Lentil Selection to Reduce Dietary Intake of Arsenic

This proposal addresses the BIOAg priority area: Breeding, varietal selection, management practices, processing, or marketing practices to increase food quality, nutrition, safety, or access.

Arsenic contaminates soil and water in many areas around the world. Fruit growing areas of Washington are contaminated from lead arsenate use as an insecticide. Other regions have natural deposits or human-exacerbated exposure. The worst known problem is in Bangladesh, where arsenic was recently estimated to cause fully 1 in 5 deaths. Humans are consuming dangerous amounts of arsenic both by drinking contaminated water, and by eating crops that have accumulated arsenic from contaminated irrigation water. Lentils are a principle source of protein in the human diet and are known to accumulate arsenic.

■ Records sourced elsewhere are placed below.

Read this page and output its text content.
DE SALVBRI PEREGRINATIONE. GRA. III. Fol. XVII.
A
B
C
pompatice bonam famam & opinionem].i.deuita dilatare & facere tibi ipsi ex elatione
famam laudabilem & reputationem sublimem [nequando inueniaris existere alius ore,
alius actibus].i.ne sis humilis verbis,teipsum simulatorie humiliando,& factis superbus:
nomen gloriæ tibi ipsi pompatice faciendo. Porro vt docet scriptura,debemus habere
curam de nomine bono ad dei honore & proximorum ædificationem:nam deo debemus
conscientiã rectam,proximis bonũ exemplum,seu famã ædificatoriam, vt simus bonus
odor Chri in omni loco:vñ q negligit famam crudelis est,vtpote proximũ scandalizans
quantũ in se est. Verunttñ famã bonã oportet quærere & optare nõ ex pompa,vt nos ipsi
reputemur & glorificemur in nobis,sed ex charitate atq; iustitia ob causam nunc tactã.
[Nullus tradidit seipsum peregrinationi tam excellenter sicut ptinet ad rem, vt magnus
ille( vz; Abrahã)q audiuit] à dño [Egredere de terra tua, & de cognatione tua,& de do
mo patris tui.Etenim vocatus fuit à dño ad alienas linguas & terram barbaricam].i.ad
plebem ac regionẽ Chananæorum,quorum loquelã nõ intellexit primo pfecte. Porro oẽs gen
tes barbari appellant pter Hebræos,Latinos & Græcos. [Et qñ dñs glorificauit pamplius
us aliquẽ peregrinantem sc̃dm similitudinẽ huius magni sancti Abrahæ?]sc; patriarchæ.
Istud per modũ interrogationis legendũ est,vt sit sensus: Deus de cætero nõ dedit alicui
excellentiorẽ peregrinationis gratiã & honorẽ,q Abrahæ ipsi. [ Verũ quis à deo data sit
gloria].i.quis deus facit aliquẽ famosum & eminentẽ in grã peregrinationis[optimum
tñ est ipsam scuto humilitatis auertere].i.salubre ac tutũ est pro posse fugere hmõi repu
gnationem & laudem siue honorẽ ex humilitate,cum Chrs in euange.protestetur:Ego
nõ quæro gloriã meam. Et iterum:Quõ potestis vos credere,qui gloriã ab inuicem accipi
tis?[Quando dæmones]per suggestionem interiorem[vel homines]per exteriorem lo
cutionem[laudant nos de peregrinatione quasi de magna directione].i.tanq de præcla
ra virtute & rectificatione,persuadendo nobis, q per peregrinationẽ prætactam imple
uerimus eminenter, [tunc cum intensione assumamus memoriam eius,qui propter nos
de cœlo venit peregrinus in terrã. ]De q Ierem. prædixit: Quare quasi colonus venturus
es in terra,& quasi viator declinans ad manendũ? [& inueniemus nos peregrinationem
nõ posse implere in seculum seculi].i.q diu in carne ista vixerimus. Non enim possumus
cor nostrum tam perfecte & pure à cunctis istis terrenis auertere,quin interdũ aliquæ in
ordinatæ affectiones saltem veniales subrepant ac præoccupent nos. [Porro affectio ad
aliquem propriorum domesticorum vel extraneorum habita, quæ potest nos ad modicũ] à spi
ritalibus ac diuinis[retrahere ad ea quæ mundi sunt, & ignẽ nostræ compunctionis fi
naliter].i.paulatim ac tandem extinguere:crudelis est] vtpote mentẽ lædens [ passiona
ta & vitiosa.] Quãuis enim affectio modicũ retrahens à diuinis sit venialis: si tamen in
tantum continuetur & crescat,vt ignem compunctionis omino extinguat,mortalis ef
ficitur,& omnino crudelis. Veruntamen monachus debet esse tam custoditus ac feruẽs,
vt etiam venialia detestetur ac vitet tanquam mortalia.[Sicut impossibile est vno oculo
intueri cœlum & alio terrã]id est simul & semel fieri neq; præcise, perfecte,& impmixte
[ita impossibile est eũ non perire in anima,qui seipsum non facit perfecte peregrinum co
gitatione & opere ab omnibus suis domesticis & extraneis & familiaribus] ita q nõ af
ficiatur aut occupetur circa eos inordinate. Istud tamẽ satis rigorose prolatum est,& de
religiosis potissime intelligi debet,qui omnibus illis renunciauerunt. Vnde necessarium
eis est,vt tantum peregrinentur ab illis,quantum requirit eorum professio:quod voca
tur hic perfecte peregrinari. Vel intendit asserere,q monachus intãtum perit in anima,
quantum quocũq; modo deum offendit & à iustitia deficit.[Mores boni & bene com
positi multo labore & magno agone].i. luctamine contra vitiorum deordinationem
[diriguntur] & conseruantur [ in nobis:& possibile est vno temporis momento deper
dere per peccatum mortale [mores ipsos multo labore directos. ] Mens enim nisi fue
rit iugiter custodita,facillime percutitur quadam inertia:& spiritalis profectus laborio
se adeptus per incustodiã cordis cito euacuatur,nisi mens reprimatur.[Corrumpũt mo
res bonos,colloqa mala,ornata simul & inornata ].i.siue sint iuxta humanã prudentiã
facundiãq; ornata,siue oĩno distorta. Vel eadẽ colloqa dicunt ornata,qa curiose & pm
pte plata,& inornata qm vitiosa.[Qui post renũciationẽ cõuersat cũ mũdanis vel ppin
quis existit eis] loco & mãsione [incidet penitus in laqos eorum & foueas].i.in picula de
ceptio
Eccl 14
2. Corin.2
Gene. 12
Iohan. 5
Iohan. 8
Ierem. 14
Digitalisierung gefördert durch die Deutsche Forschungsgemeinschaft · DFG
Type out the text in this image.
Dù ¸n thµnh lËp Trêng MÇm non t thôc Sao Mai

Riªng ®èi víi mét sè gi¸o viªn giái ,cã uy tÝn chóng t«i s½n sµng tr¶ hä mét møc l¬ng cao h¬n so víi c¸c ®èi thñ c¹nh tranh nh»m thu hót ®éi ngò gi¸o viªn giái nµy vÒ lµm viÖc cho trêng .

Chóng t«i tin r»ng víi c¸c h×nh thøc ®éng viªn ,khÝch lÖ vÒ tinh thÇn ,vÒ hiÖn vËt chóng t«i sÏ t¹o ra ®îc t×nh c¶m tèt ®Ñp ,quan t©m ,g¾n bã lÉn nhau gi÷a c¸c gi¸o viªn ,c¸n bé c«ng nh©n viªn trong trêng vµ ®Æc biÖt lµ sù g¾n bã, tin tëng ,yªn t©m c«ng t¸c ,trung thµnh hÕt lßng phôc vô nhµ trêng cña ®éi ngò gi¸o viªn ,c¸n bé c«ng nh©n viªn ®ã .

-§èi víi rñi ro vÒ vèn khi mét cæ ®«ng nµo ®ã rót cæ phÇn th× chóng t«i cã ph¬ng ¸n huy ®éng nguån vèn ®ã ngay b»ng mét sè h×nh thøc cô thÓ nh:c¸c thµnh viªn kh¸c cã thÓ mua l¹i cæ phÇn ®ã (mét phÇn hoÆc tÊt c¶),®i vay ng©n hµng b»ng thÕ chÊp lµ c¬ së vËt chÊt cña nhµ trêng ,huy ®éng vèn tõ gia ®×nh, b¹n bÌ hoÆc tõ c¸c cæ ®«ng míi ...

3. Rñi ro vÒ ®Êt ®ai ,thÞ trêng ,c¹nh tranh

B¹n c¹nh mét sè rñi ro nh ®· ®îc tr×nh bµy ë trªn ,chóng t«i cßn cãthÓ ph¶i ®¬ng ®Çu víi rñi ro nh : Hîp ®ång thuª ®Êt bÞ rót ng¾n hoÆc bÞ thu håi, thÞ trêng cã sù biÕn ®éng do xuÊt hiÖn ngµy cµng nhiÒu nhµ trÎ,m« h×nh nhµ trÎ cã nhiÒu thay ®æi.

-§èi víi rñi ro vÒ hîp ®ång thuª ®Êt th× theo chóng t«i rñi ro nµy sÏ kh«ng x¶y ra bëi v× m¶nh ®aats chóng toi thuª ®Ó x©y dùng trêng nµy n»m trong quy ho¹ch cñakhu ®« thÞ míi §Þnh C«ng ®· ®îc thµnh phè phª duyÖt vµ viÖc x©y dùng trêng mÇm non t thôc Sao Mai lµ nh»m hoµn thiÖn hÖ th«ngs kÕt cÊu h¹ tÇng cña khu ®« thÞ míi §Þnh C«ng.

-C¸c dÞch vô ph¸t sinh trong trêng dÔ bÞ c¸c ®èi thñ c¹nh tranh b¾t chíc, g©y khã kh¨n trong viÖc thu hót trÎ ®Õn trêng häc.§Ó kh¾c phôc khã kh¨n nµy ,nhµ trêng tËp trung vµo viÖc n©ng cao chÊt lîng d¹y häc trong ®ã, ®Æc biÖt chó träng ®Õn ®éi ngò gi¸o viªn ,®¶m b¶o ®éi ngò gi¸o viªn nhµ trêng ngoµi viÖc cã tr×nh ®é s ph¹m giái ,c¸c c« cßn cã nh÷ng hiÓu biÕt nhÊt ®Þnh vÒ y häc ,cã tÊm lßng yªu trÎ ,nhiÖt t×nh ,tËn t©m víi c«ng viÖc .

We propose that the problem of crop contamination with arsenic could be minimized by breeding crops that accumulate less bioavailable arsenic in harvested tissues (in this case, the lentil grain. WSU is home to the largest global library of lentil accessions, which will be screened using both genotype and phenotype assessments. This method is suitable for organic production.

Grant Information

  • Project ID: 099
  • Project Status: Complete


  • Principal Investigator(s): Carpenter-Boggs, L., Roje, S.
  • Investigator(s): Coyne, C., Harsh, J., Islam, M., McGee, R., Piaskowski, J.
  • Grant Amount: $20,000
  • 2012 Progress Report (PDF)


  • Principal Investigator(s): Carpenter-Boggs, L., Roje, S.
  • Investigator(s): Coyne, C., Harsh, J., Islam, M., McGee, R., Piaskowski, J.
  • 2014 Progress Report (PDF)

Additional Funds Leveraged

This project is collecting preliminary information needed to apply for larger funds. The team prepared a pre-proposal for the NSF BREAD / EAGER program. In April 2013 the team invited a graduate researcher, funded by the USAID-Borlaug BHEARD program, to join the study team. Mr. Mhd. Zahangeer Alam joined WSU in fall 2013 and will complete his PhD research on this issue.


  • Short-Term:
    • Understanding of variability of arsenic uptake and reallocation to grain among lentil varieties.
    • Identification of ideal arsenic treatment conditions for further studies to differentiate phenotypes.
    • Identification of varieties or accessions with low arsenic uptake.
  • Intermediate-Term:
    • Use of lentil varieties that contain little to no arsenic in the grain.
    • Environmentally appropriate cultivar selection to maximize both health and yield in different conditions: low P and arsenic uptake cultivars for high arsenic soils, vs. efficient P uptake for low P and arsenic soils.
  • Long-Term:
    • Reduced rates of arsenic-induced diseases and death.
    • Reduced health care costs.
    • Improved length and quality of life.